Iceberg supports in-place table evolution. You can evolve a table schema just like SQL – even in nested structures – or change partition layout when data volume changes. Iceberg does not require costly distractions, like rewriting table data or migrating to a new table.
For example, Hive table partitioning cannot change so moving from a daily partition layout to an hourly partition layout requires a new table. And because queries are dependent on partitions, queries must be rewritten for the new table. In some cases, even changes as simple as renaming a column are either not supported, or can cause data correctness problems.
Iceberg supports the following schema evolution changes:
- Add – add a new column to the table or to a nested struct
- Drop – remove an existing column from the table or a nested struct
- Rename – rename an existing column or field in a nested struct
- Update – widen the type of a column, struct field, map key, map value, or list element
- Reorder – change the order of columns or fields in a nested struct
Iceberg schema updates are metadata changes. Data files are not eagerly rewritten.
Note that map keys do not support adding or dropping struct fields that would change equality.
Iceberg guarantees that schema evolution changes are independent and free of side-effects:
- Added columns never read existing values from another column.
- Dropping a column or field does not change the values in any other column.
- Updating a column or field does not change values in any other column.
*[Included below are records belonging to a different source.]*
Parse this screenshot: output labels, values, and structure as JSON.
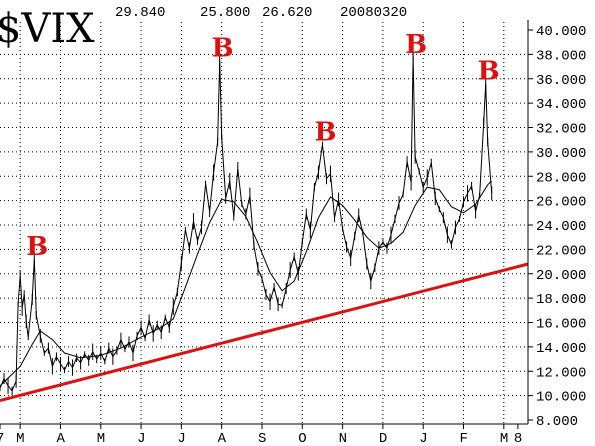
{
  "chart_data": {
    "type": "line",
    "title": "$VIX",
    "header_values": [
      "29.840",
      "25.800",
      "26.620",
      "20080320"
    ],
    "ylim": [
      8,
      40
    ],
    "yticks": [
      "40.000",
      "38.000",
      "36.000",
      "34.000",
      "32.000",
      "30.000",
      "28.000",
      "26.000",
      "24.000",
      "22.000",
      "20.000",
      "18.000",
      "16.000",
      "14.000",
      "12.000",
      "10.000",
      "8.000"
    ],
    "xticks": [
      {
        "label": "7",
        "t": 0
      },
      {
        "label": "M",
        "t": 0.5
      },
      {
        "label": "A",
        "t": 1.5
      },
      {
        "label": "M",
        "t": 2.5
      },
      {
        "label": "J",
        "t": 3.5
      },
      {
        "label": "J",
        "t": 4.5
      },
      {
        "label": "A",
        "t": 5.5
      },
      {
        "label": "S",
        "t": 6.5
      },
      {
        "label": "O",
        "t": 7.5
      },
      {
        "label": "N",
        "t": 8.5
      },
      {
        "label": "D",
        "t": 9.5
      },
      {
        "label": "J",
        "t": 10.5
      },
      {
        "label": "F",
        "t": 11.5
      },
      {
        "label": "M",
        "t": 12.5
      },
      {
        "label": "8",
        "t": 12.85
      }
    ],
    "xlim": [
      0,
      13.1
    ],
    "price": [
      [
        0,
        10.6
      ],
      [
        0.1,
        11.4
      ],
      [
        0.2,
        10.8
      ],
      [
        0.3,
        10.4
      ],
      [
        0.4,
        11.2
      ],
      [
        0.45,
        17.5
      ],
      [
        0.5,
        19.8
      ],
      [
        0.55,
        17.2
      ],
      [
        0.6,
        18.3
      ],
      [
        0.65,
        16.1
      ],
      [
        0.7,
        14.8
      ],
      [
        0.8,
        17.9
      ],
      [
        0.85,
        21.2
      ],
      [
        0.9,
        16.6
      ],
      [
        1.0,
        14.9
      ],
      [
        1.1,
        13.5
      ],
      [
        1.2,
        13.9
      ],
      [
        1.3,
        12.4
      ],
      [
        1.4,
        13.2
      ],
      [
        1.5,
        12.6
      ],
      [
        1.6,
        12.1
      ],
      [
        1.7,
        12.8
      ],
      [
        1.8,
        12.3
      ],
      [
        1.9,
        13.1
      ],
      [
        2.0,
        12.7
      ],
      [
        2.1,
        13.4
      ],
      [
        2.2,
        12.9
      ],
      [
        2.3,
        13.6
      ],
      [
        2.4,
        13.0
      ],
      [
        2.5,
        13.5
      ],
      [
        2.6,
        12.8
      ],
      [
        2.7,
        13.9
      ],
      [
        2.8,
        13.2
      ],
      [
        2.9,
        13.7
      ],
      [
        3.0,
        14.6
      ],
      [
        3.1,
        13.8
      ],
      [
        3.2,
        14.4
      ],
      [
        3.3,
        13.5
      ],
      [
        3.4,
        14.9
      ],
      [
        3.5,
        15.6
      ],
      [
        3.6,
        14.7
      ],
      [
        3.7,
        16.2
      ],
      [
        3.8,
        15.1
      ],
      [
        3.9,
        15.8
      ],
      [
        4.0,
        15.2
      ],
      [
        4.1,
        16.4
      ],
      [
        4.2,
        15.6
      ],
      [
        4.3,
        17.3
      ],
      [
        4.4,
        18.5
      ],
      [
        4.5,
        20.9
      ],
      [
        4.6,
        23.6
      ],
      [
        4.7,
        22.1
      ],
      [
        4.8,
        24.3
      ],
      [
        4.9,
        22.7
      ],
      [
        5.0,
        23.8
      ],
      [
        5.1,
        27.4
      ],
      [
        5.2,
        25.1
      ],
      [
        5.3,
        28.3
      ],
      [
        5.4,
        30.8
      ],
      [
        5.45,
        37.5
      ],
      [
        5.5,
        31.2
      ],
      [
        5.6,
        26.2
      ],
      [
        5.7,
        27.6
      ],
      [
        5.8,
        24.7
      ],
      [
        5.9,
        28.6
      ],
      [
        6.0,
        25.7
      ],
      [
        6.1,
        24.9
      ],
      [
        6.2,
        26.4
      ],
      [
        6.3,
        22.3
      ],
      [
        6.4,
        20.4
      ],
      [
        6.5,
        19.6
      ],
      [
        6.6,
        18.3
      ],
      [
        6.7,
        17.7
      ],
      [
        6.8,
        18.9
      ],
      [
        6.9,
        17.5
      ],
      [
        7.0,
        17.4
      ],
      [
        7.1,
        18.8
      ],
      [
        7.2,
        20.3
      ],
      [
        7.3,
        21.4
      ],
      [
        7.4,
        20.0
      ],
      [
        7.5,
        22.6
      ],
      [
        7.6,
        24.9
      ],
      [
        7.7,
        23.6
      ],
      [
        7.8,
        27.1
      ],
      [
        7.9,
        28.3
      ],
      [
        8.0,
        30.6
      ],
      [
        8.1,
        27.8
      ],
      [
        8.2,
        28.2
      ],
      [
        8.3,
        24.6
      ],
      [
        8.4,
        26.1
      ],
      [
        8.5,
        23.7
      ],
      [
        8.6,
        22.2
      ],
      [
        8.7,
        21.3
      ],
      [
        8.8,
        23.1
      ],
      [
        8.9,
        24.8
      ],
      [
        9.0,
        23.4
      ],
      [
        9.1,
        20.8
      ],
      [
        9.2,
        19.4
      ],
      [
        9.3,
        20.5
      ],
      [
        9.4,
        22.1
      ],
      [
        9.5,
        22.6
      ],
      [
        9.6,
        22.1
      ],
      [
        9.7,
        23.2
      ],
      [
        9.8,
        24.5
      ],
      [
        9.9,
        25.8
      ],
      [
        10.0,
        26.5
      ],
      [
        10.1,
        29.2
      ],
      [
        10.2,
        27.5
      ],
      [
        10.25,
        37.8
      ],
      [
        10.3,
        29.6
      ],
      [
        10.4,
        28.4
      ],
      [
        10.5,
        27.1
      ],
      [
        10.6,
        27.9
      ],
      [
        10.7,
        29.1
      ],
      [
        10.8,
        26.2
      ],
      [
        10.9,
        25.3
      ],
      [
        11.0,
        24.6
      ],
      [
        11.1,
        23.2
      ],
      [
        11.2,
        22.4
      ],
      [
        11.3,
        23.8
      ],
      [
        11.4,
        24.5
      ],
      [
        11.5,
        25.9
      ],
      [
        11.6,
        26.6
      ],
      [
        11.7,
        27.2
      ],
      [
        11.8,
        25.1
      ],
      [
        11.9,
        26.4
      ],
      [
        12.0,
        32.4
      ],
      [
        12.05,
        35.6
      ],
      [
        12.1,
        30.8
      ],
      [
        12.2,
        26.6
      ]
    ],
    "moving_average": [
      [
        0,
        10.8
      ],
      [
        0.5,
        12.4
      ],
      [
        0.8,
        14.2
      ],
      [
        1.0,
        15.3
      ],
      [
        1.3,
        14.6
      ],
      [
        1.6,
        13.5
      ],
      [
        2.0,
        13.1
      ],
      [
        2.5,
        13.3
      ],
      [
        3.0,
        13.9
      ],
      [
        3.5,
        14.8
      ],
      [
        4.0,
        15.6
      ],
      [
        4.3,
        16.3
      ],
      [
        4.6,
        18.9
      ],
      [
        4.9,
        21.6
      ],
      [
        5.2,
        24.2
      ],
      [
        5.5,
        26.1
      ],
      [
        5.8,
        25.9
      ],
      [
        6.1,
        24.7
      ],
      [
        6.4,
        22.5
      ],
      [
        6.7,
        20.1
      ],
      [
        7.0,
        18.6
      ],
      [
        7.3,
        19.4
      ],
      [
        7.6,
        21.8
      ],
      [
        7.9,
        24.6
      ],
      [
        8.2,
        26.3
      ],
      [
        8.5,
        25.6
      ],
      [
        8.8,
        24.4
      ],
      [
        9.1,
        23.0
      ],
      [
        9.4,
        22.1
      ],
      [
        9.7,
        22.5
      ],
      [
        10.0,
        23.4
      ],
      [
        10.3,
        25.6
      ],
      [
        10.6,
        27.1
      ],
      [
        10.9,
        26.9
      ],
      [
        11.2,
        25.5
      ],
      [
        11.5,
        25.0
      ],
      [
        11.8,
        25.7
      ],
      [
        12.1,
        27.3
      ],
      [
        12.2,
        27.6
      ]
    ],
    "trendline": [
      [
        0,
        9.6
      ],
      [
        13.1,
        20.8
      ]
    ],
    "buy_signals": [
      {
        "label": "B",
        "t": 0.85,
        "y": 21.2
      },
      {
        "label": "B",
        "t": 5.45,
        "y": 37.5
      },
      {
        "label": "B",
        "t": 8.0,
        "y": 30.6
      },
      {
        "label": "B",
        "t": 10.25,
        "y": 37.8
      },
      {
        "label": "B",
        "t": 12.05,
        "y": 35.6
      }
    ],
    "grid": true,
    "colors": {
      "price": "#000000",
      "moving_average": "#000000",
      "trendline": "#dd1111",
      "buy_signal": "#e01010"
    }
  }
}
- Changing the order of columns or fields in a struct does not change the values associated with a column or field name.
Iceberg uses unique IDs to track each column in a table. When you add a column, it is assigned a new ID so existing data is never used by mistake.
- Formats that track columns by name can inadvertently un-delete a column if a name is reused, which violates #1.
- Formats that track columns by position cannot delete columns without changing the names that are used for each column, which violates #2.
Iceberg table partitioning can be updated in an existing table because queries do not reference partition values directly.
When you evolve a partition spec, the old data written with an earlier spec remains unchanged. New data is written using the new spec in a new layout. Metadata for each of the partition versions is kept separately. Because of this, when you start writing queries, you get split planning. This is where each partition layout plans files separately using the filter it derives for that specific partition layout. Here’s a visual representation of a contrived example:
The data for 2008 is partitioned by month. Starting from 2009 the table is updated so that the data is instead partitioned by day. Both partitioning layouts are able to coexist in the same table.
Iceberg uses hidden partitioning, so you don’t need to write queries for a specific partition layout to be fast. Instead, you can write queries that select the data you need, and Iceberg automatically prunes out files that don’t contain matching data.
Partition evolution is a metadata operation and does not eagerly rewrite files.